I spent the last week in Pittsburgh with my husband and his family, and on Christmas Eve we explored the 6 floors of gallery space at The Andy Warhol Museum. I’ve been fascinated by Warhol since high school so when he told me he was taking me to The Warhol, I was beyond stoked!
The museum that beautifully overflows with drawings, prints, paintings, sculpture, films that influenced him as well as films that he influenced, video, an extensive archive of ephemera, source materials for his art (such as photographs, newspapers and magazines), and other documents of Warhol’s life. It opened in 1994 and sits on a corner on the north shore of Pittsburgh, just across the 7th street bridge.
We took the stairs to the top floor and made our way down, spending several hours perusing through the collection of about 900 paintings, 100 sculptures, 2,000 works on paper, 1,000 published and unique prints, 4,000 photographs, 60 feature films, 200 of Warhol’s Screen Tests, and more than 4,000 videos.

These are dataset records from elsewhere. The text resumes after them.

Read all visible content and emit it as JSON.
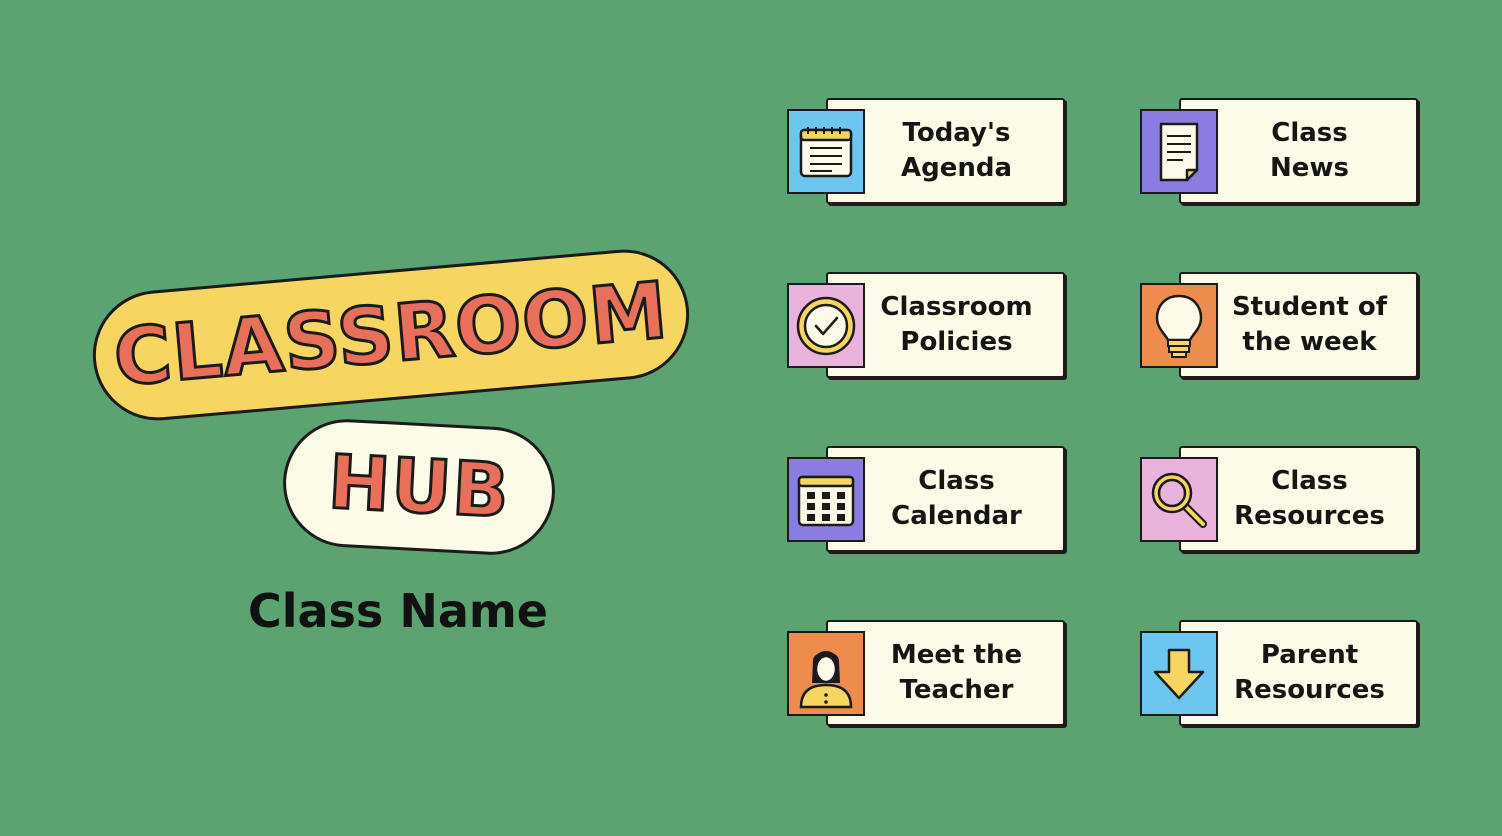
{
  "hub": {
    "title_word1": "CLASSROOM",
    "title_word2": "HUB",
    "class_name": "Class Name"
  },
  "cards": [
    {
      "label": "Today's\nAgenda",
      "icon": "notepad-icon",
      "color": "#6cc6ef"
    },
    {
      "label": "Class\nNews",
      "icon": "document-icon",
      "color": "#8a7ce0"
    },
    {
      "label": "Classroom\nPolicies",
      "icon": "checkmark-circle-icon",
      "color": "#e9b3dc"
    },
    {
      "label": "Student of\nthe week",
      "icon": "lightbulb-icon",
      "color": "#ee8c4d"
    },
    {
      "label": "Class\nCalendar",
      "icon": "calendar-icon",
      "color": "#8a7ce0"
    },
    {
      "label": "Class\nResources",
      "icon": "magnifier-icon",
      "color": "#e9b3dc"
    },
    {
      "label": "Meet the\nTeacher",
      "icon": "teacher-icon",
      "color": "#ee8c4d"
    },
    {
      "label": "Parent\nResources",
      "icon": "down-arrow-icon",
      "color": "#6cc6ef"
    }
  ]
}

The museum also features work by other artists, as well as Warhol’s collaborative paintings made with younger artists such as Francesco Clemente, and Jean-Michel Basquiat, who was (and still is) one of the most influential artists to have ever lived. Also included is a performance art series, film screenings, lectures, concerts, and more. Drawings by Warhol’s mother Julia Warhola are also included in the collection.

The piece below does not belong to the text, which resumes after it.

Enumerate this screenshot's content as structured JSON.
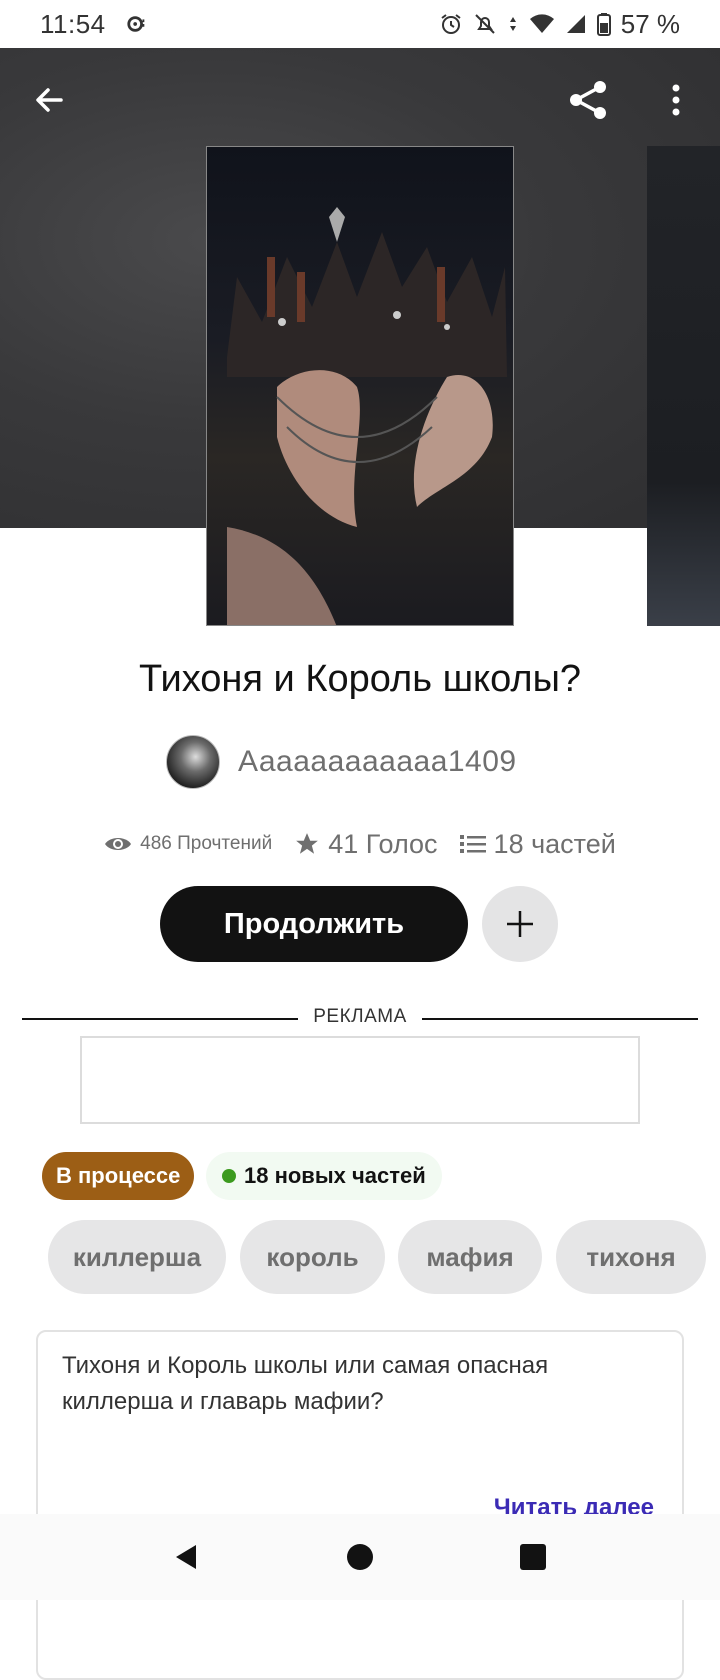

I had come to realize that Warhol’s body of work extends vastly beyond what I imagined or studied before. It was a bit overwhelming. The Andy Warhol Museum continues to display never-before-seen Warhol artworks from the collection which often rotates, offering a new experience with each visit. In addition to the thousands of pieces in the museum’s permanent collection, the museum houses the Warhol’s archives which includes papers and other materials from his estate, a portion of his personal collection of thousands of collectibles, books, a nearly complete run of Interview magazine, clothing, scripts, diaries, and correspondence. What is it about seeing a person’s hand-written letter that immortalizes them far greater than a video?
The collection also features wallpaper and books by Warhol, covering the entire range of his work from the 1940s to 1980s, and includes student work from the 40s, drawings, commercial illustrations and sketchbooks from the 50s, and his widely recognized 60s Pop paintings of consumer products (Campbell’s Soup Cans) and celebrities (Elizabeth Taylor, Jackie Kennedy, Marilyn Monroe, Elvis). I saw other works from his Diamond Dust series, which I first saw at an event thrown by the New Orléans Museum of Art. As you can tell by now, the museum is incredible.
The Warhol theater continuously screens Andy Warhol: 15 Minutes Eternal, a short documentary about Warhol’s life and art which we enjoyed at the end of our journey. I bought a few souvenirs from The Warhol Store, including refrigerator magnets and pins for my denim jacket. I also had my Warhol-like screen test filmed.
What’s more solidified after having this experience is that Warhol wasn’t afraid to be wrong. Art is subjective/relative so above all else, he has taught me to be true to my work. What a great thought to carry into 2016. Thank you, Andy Warhol, for being an innovator and one of my greatest inspirations.